Partnering with GE HealthCare, the Massachusetts-based health system rolled out an AI-enabled schedule predictions dashboard earlier this month that uses an algorithm and historical data to anticipate “missed care opportunities,” such as late patient arrivals or no-shows. The scheduling algorithm has the potential to reduce health system costs and find patients who may require help getting to appointments.
“Utilizing operational AI and machine learning can bring providers together and streamline data sets,” Keith Dreyer, MGB’s chief data science officer, said in a statement. “This technology has the potential to reduce burnout and allow physicians to spend more time with patients, which may ultimately lead to better outcomes.”
The AI-driven schedule predictions tool, which is an add-on to GE HealthCare’s commercially available digital imaging module, is the first development that is part of a 10-year partnership between GE HealthCare and MGB. The pair signed the contract in 2017 to incorporate new technology across healthcare specialties.
During preliminary testing at a MGB hospital, the AI algorithm successfully predicted a missed care opportunity between 67% and 96% of the time, GE HealthCare found. The algorithm takes into account factors such as patient attendance record, length of exam, seasonal scheduling patterns, and hospital capacity, Oleg Pianykh, director of medical analytics for MGB’s radiology department, told Healthcare Brew in an email.

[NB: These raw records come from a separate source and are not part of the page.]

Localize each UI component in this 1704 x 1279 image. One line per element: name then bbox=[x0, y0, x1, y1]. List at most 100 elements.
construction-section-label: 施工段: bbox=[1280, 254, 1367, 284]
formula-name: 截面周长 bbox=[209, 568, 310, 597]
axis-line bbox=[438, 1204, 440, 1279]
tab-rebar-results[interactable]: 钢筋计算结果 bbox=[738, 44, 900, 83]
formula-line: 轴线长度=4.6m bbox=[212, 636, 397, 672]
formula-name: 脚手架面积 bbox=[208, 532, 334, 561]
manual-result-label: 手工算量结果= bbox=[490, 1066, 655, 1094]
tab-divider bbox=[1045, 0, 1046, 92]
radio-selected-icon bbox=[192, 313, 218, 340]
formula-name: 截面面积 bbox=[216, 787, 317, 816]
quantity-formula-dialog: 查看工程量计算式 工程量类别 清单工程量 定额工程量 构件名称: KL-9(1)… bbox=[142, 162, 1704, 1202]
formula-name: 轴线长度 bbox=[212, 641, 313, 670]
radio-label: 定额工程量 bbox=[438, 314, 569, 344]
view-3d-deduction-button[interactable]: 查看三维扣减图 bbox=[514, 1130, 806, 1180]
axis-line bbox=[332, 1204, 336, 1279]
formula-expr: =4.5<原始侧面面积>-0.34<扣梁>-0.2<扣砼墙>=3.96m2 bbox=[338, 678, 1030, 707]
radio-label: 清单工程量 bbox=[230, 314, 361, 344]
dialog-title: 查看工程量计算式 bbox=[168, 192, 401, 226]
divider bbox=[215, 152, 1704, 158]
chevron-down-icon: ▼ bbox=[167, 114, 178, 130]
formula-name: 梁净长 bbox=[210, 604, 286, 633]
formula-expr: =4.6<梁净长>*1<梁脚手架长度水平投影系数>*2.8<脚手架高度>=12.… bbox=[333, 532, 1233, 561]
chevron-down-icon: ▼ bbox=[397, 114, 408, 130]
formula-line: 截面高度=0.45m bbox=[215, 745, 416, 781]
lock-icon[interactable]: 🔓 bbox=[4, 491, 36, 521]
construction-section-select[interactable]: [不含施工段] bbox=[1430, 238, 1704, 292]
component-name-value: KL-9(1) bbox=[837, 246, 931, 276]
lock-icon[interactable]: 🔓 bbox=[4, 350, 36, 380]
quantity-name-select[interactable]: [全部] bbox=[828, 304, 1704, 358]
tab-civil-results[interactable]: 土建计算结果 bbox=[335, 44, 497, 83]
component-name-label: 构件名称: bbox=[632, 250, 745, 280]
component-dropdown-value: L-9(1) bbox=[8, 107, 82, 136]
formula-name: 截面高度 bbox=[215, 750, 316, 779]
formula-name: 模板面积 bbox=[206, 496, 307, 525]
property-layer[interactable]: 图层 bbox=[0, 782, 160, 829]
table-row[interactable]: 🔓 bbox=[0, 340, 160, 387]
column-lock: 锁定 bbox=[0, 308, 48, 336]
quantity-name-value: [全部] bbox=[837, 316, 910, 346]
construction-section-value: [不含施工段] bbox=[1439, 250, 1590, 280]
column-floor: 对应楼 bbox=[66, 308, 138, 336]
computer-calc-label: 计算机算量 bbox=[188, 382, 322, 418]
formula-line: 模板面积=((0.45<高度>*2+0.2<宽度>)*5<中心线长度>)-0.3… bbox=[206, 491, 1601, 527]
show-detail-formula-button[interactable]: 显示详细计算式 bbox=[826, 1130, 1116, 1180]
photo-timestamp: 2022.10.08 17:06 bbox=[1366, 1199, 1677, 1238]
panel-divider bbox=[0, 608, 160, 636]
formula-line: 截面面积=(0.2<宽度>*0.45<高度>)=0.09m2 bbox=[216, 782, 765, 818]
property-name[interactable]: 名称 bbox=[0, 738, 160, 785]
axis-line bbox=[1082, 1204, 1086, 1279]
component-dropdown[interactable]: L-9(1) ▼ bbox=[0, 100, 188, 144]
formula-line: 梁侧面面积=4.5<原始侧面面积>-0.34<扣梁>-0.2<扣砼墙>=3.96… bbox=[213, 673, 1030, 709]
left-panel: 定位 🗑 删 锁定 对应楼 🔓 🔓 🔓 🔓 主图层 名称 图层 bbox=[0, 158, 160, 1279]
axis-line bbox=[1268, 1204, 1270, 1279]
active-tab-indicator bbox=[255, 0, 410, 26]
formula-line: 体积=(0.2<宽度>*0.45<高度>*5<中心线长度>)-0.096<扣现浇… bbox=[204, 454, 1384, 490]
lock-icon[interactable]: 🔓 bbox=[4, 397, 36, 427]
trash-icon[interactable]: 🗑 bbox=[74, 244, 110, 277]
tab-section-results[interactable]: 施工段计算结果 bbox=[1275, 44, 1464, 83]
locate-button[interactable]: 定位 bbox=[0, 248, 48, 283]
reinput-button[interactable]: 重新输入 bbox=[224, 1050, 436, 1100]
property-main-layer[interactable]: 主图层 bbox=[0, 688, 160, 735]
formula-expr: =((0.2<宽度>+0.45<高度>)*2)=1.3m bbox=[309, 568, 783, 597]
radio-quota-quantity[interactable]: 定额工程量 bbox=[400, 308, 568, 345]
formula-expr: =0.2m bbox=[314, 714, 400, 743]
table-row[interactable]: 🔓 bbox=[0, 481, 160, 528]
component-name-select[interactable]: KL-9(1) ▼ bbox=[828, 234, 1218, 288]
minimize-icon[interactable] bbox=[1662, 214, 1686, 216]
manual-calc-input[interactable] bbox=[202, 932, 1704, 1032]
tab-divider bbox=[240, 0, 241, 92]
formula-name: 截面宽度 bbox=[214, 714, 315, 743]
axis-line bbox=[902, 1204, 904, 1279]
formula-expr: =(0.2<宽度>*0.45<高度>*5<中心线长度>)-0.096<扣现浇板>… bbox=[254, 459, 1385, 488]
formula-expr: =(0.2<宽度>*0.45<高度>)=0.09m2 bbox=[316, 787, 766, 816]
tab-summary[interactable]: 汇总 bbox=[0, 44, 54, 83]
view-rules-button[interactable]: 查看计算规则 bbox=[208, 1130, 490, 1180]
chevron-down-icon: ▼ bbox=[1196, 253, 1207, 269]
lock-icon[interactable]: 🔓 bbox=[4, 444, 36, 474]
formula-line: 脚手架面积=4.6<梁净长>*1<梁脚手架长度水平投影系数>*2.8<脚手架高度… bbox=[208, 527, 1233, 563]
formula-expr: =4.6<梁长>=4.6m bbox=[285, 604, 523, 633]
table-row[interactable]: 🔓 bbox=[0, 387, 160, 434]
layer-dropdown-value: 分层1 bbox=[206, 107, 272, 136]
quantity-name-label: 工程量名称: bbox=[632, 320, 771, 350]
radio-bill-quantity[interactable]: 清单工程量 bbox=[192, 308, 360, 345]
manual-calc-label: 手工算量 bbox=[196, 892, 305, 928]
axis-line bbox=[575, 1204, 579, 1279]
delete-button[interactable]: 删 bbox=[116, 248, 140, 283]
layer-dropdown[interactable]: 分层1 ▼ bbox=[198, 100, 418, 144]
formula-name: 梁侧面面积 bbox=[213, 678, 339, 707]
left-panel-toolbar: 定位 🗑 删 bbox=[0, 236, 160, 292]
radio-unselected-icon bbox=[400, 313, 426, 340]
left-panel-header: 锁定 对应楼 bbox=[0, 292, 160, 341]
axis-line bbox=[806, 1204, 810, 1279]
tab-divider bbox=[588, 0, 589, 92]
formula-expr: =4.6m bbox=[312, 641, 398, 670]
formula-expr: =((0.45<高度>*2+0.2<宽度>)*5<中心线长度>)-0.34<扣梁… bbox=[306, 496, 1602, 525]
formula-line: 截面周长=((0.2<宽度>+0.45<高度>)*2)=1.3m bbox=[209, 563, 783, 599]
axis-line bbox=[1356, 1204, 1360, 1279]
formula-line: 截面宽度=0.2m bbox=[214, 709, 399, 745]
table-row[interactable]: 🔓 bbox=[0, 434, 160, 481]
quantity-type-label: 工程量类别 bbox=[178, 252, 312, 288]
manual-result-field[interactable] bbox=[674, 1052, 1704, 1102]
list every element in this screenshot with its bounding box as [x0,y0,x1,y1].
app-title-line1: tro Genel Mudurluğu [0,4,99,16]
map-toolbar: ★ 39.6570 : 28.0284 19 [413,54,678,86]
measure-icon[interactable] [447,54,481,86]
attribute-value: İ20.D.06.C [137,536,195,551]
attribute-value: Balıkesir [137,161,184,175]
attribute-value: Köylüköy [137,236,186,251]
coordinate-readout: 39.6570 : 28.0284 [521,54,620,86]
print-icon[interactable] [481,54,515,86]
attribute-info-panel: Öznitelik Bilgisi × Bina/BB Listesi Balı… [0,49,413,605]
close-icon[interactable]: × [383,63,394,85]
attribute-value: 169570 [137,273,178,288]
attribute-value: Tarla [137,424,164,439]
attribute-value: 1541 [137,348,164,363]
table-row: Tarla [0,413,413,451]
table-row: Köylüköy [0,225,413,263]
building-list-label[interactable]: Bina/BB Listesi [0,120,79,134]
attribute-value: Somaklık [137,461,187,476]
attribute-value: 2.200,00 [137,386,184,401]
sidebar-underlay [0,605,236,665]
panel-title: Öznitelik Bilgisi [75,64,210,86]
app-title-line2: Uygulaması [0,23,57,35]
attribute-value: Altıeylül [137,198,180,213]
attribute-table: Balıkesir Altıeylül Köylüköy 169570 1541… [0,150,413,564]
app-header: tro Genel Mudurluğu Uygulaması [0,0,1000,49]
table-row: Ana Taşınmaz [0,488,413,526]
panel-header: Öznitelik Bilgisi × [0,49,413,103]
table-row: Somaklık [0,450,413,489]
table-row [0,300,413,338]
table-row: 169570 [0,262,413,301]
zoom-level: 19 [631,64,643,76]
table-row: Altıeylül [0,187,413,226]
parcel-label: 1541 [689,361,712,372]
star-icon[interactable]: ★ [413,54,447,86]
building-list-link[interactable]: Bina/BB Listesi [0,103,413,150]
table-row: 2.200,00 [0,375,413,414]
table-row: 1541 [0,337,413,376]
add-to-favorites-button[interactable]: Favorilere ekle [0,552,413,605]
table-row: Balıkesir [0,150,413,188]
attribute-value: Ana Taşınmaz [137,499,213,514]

But providers still need to exercise caution when using scheduling algorithms, as they may be biased. One scheduling algorithm used by a large specialty clinic gave Black patients a higher no-show probability than non-Black patients, based on factors such as ability to afford transportation or childcare, Healthcare Brew previously reported.
Even still, the scheduling algorithm can be used to identify patients who may need assistance with things such as transportation coordination, Efrén Flores, MGB’s vice chair for radiology diversity, equity, and inclusion, told Healthcare Brew via email.
“This algorithm allows us to use these existing resources more efficiently because we now have a clearer picture of this road map by identifying who is at risk and tailor how we assist them with the programs we have,” Flores said.
Missed appointments can add up for hospitals and care centers.
Each no-show cost a practice $200 on average, which can lead to about $150 billion in lost revenue across the healthcare industry each year, healthcare communications platform Artera found in 2017.
Health systems can use scheduling algorithms like this to identify and address the factors behind missed care, Pianykh said.
“This creates real opportunities for not only avoiding the bias, but also for developing practical, targeted improvements, eliminating the very sources of [missed care opportunities],” Pianykh said.